Find a basis $T$ for $R^3$ such that $_T[f]_T$ is diagonal

Question

The linear transformation $g: R^3 \rightarrow R^3 $ given by $$g(x,y,z) = (x+y,~2y+z,~3z)$$ Find a basis $T$ for $R^3$ such that $_T[f]_T$ is diagonal.

First I found a matrix of a linear transformation

$$_S[g]_S= \begin{pmatrix} 1 & 1 & 0 \\ 0 & 2 & 1 \\ 0 & 0 & 3 \end{pmatrix} $$

and $g$ has eigenvalues $1,2,3$.

But know I am not sure how to find a basis $T$.

Should I try to find the eigenspaces $V(\lambda)$-s corresponding to eigenvalues?

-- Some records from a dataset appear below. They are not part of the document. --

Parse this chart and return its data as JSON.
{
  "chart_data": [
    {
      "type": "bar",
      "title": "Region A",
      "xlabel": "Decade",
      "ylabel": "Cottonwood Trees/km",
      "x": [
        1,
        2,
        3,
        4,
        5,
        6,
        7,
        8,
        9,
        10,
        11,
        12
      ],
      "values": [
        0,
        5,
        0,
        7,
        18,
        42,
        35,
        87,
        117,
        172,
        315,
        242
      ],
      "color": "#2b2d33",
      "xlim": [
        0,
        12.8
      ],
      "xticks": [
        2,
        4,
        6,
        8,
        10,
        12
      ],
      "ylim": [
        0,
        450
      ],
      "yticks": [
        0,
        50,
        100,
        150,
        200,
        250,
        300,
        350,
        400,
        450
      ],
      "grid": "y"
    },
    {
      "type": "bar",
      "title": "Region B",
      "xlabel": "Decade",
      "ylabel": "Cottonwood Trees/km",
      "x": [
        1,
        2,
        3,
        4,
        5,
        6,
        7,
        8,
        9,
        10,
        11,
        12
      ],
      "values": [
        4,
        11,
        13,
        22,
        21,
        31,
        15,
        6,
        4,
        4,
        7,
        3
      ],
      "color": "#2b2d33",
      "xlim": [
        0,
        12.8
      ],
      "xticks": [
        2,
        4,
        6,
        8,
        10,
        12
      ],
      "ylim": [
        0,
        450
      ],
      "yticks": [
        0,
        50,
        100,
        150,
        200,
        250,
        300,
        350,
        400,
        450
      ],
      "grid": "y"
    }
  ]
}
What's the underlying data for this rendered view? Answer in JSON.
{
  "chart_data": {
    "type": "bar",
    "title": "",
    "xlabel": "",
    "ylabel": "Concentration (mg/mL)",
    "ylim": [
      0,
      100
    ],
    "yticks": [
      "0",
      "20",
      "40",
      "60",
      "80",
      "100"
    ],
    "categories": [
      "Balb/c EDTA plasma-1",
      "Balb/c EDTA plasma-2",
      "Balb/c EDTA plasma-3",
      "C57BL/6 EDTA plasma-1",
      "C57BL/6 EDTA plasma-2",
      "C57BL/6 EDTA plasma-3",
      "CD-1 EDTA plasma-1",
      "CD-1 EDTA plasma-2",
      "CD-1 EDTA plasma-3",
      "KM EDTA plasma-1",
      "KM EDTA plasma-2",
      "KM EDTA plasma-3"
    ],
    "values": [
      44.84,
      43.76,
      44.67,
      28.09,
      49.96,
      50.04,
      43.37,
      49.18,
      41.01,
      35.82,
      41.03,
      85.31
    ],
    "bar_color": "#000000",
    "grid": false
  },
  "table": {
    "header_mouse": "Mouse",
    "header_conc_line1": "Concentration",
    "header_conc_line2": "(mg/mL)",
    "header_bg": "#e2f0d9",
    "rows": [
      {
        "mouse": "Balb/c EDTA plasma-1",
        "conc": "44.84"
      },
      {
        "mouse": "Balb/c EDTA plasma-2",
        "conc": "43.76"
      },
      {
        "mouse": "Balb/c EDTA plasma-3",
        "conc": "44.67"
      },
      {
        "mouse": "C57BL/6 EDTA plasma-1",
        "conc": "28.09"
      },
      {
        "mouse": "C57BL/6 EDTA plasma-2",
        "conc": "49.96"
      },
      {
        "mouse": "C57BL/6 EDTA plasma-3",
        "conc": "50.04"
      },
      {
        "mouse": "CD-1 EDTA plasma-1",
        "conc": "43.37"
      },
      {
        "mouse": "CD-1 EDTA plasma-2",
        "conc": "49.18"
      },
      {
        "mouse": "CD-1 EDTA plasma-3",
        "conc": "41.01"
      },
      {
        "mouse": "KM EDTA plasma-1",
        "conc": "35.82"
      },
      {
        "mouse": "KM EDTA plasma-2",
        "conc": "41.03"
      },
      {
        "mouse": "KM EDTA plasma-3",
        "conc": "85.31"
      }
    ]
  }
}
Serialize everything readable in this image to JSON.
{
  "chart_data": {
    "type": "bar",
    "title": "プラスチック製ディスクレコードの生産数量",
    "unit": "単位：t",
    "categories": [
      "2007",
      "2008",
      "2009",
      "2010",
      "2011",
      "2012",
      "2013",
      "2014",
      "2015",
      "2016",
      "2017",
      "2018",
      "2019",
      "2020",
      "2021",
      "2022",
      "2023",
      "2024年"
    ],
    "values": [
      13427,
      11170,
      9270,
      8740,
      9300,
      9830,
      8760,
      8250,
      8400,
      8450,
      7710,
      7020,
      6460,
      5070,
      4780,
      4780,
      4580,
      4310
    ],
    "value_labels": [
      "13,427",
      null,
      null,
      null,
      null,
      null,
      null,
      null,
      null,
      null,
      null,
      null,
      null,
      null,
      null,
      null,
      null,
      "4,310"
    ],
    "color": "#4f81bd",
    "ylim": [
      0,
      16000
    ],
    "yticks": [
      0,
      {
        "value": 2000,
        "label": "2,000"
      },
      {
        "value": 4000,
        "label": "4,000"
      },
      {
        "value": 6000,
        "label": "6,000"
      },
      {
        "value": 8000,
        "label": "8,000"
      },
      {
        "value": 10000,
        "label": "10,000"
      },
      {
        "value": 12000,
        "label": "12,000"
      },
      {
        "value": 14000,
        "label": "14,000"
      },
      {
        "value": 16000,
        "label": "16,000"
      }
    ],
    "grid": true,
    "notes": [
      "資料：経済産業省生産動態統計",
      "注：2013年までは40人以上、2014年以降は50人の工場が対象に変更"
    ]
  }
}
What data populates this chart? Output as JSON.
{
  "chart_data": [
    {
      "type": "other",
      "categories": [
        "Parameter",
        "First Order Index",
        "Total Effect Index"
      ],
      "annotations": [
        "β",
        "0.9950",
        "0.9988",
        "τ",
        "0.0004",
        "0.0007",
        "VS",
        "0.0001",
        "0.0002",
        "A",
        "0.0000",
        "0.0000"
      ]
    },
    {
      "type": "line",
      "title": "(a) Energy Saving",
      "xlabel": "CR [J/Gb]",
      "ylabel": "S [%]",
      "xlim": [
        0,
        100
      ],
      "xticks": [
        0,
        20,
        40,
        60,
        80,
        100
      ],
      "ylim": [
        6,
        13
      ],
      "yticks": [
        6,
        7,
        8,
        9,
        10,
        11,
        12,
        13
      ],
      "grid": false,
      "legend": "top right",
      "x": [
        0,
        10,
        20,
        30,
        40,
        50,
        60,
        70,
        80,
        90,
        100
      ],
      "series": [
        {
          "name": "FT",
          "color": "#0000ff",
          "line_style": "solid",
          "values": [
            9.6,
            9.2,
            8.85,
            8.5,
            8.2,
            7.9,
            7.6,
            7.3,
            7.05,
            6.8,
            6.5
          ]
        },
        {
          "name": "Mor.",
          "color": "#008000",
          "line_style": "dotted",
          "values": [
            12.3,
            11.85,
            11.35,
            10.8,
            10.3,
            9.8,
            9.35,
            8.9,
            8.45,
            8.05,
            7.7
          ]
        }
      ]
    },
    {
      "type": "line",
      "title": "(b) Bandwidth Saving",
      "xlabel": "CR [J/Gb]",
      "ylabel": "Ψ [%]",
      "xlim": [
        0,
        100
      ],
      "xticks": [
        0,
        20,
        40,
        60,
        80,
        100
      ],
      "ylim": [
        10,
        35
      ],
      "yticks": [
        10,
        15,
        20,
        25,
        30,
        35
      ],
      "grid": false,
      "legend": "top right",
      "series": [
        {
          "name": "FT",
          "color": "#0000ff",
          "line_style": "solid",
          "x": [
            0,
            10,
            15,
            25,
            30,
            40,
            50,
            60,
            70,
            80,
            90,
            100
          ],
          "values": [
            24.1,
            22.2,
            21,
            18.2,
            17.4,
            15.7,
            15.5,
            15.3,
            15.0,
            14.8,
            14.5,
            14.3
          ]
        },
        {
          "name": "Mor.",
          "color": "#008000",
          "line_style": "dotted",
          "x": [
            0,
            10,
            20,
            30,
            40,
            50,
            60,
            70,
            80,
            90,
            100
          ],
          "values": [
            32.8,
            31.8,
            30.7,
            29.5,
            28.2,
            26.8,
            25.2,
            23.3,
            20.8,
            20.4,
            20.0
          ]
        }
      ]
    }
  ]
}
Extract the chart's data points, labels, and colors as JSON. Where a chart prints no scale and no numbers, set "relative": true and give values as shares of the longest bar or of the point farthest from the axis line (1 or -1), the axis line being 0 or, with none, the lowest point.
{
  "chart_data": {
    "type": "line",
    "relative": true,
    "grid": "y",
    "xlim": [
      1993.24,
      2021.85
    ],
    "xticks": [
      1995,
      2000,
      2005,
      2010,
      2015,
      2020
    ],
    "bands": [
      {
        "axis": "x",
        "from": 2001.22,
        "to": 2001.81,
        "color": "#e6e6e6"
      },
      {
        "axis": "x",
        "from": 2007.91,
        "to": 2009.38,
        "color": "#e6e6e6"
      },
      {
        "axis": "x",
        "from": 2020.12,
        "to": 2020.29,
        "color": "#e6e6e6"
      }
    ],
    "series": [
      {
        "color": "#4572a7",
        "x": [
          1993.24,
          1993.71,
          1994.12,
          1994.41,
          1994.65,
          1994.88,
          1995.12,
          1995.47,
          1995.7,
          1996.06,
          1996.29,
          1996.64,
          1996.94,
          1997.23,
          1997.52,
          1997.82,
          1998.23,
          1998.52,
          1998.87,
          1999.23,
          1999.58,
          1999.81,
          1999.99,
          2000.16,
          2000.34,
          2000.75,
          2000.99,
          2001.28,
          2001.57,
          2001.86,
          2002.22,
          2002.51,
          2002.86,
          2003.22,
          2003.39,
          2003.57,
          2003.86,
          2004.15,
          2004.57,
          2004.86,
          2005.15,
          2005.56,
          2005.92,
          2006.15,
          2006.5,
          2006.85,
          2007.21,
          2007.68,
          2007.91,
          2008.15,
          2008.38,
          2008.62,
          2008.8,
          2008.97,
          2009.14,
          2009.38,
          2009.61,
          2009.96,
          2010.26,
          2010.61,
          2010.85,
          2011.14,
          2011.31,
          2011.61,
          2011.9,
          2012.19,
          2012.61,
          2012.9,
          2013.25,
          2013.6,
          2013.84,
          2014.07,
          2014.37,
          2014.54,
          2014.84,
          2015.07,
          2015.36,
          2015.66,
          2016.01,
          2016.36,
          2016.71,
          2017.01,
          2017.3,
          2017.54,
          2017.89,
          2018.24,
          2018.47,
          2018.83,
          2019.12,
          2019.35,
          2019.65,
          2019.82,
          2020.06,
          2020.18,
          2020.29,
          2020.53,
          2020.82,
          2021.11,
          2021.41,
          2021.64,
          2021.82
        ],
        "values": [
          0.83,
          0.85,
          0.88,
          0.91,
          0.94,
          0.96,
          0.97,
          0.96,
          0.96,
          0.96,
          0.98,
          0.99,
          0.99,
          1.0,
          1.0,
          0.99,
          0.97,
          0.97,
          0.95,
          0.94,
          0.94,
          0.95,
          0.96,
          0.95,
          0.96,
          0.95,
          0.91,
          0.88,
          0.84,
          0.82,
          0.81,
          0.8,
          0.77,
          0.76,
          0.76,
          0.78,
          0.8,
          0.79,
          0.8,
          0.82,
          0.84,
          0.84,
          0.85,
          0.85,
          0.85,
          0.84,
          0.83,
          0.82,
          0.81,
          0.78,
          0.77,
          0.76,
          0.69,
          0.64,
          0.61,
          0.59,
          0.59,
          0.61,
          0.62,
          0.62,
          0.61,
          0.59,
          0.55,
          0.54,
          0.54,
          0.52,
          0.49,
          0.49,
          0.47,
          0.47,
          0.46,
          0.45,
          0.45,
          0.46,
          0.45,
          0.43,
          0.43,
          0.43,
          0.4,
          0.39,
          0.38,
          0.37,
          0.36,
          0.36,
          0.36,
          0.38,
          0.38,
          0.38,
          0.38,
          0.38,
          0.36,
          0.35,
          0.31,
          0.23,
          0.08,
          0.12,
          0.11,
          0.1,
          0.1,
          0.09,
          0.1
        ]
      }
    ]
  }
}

I'm not really sure how, to begin with, this one. Anything would help thanks.

Answer 1

Try to find three non-zero vectors $v_1,v_2,v_3$ in $\mathbb R^3$ such that $g(v_1)=v_1$, $g(v_2) = 2v_2$ and $g(v_3) = 3v_3$. Then put $T = \{v_1,v_2,v_3\}$.

Answer 2

Now, you find eigenvectors corresponding to those eigenvalues. It is clear that $(1,0,0)$ is an eigenvector corresponding to the eigenvalue $1$. With a few calculations, you get that $(1,1,0)$ is an eigenvector corresponding to the eigenvalue $2$ and that $(1,2,2)$ is an eigenvector corresponding to the eigenvalue $3$. So, take$$T=\bigl\{(1,0,0),(1,1,0),(1,2,2)\bigr\}.$$Then, the matrix of $g$ with respect to $T$ is$$\begin{bmatrix}1&0&0\\0&2&0\\0&0&3\end{bmatrix}.$$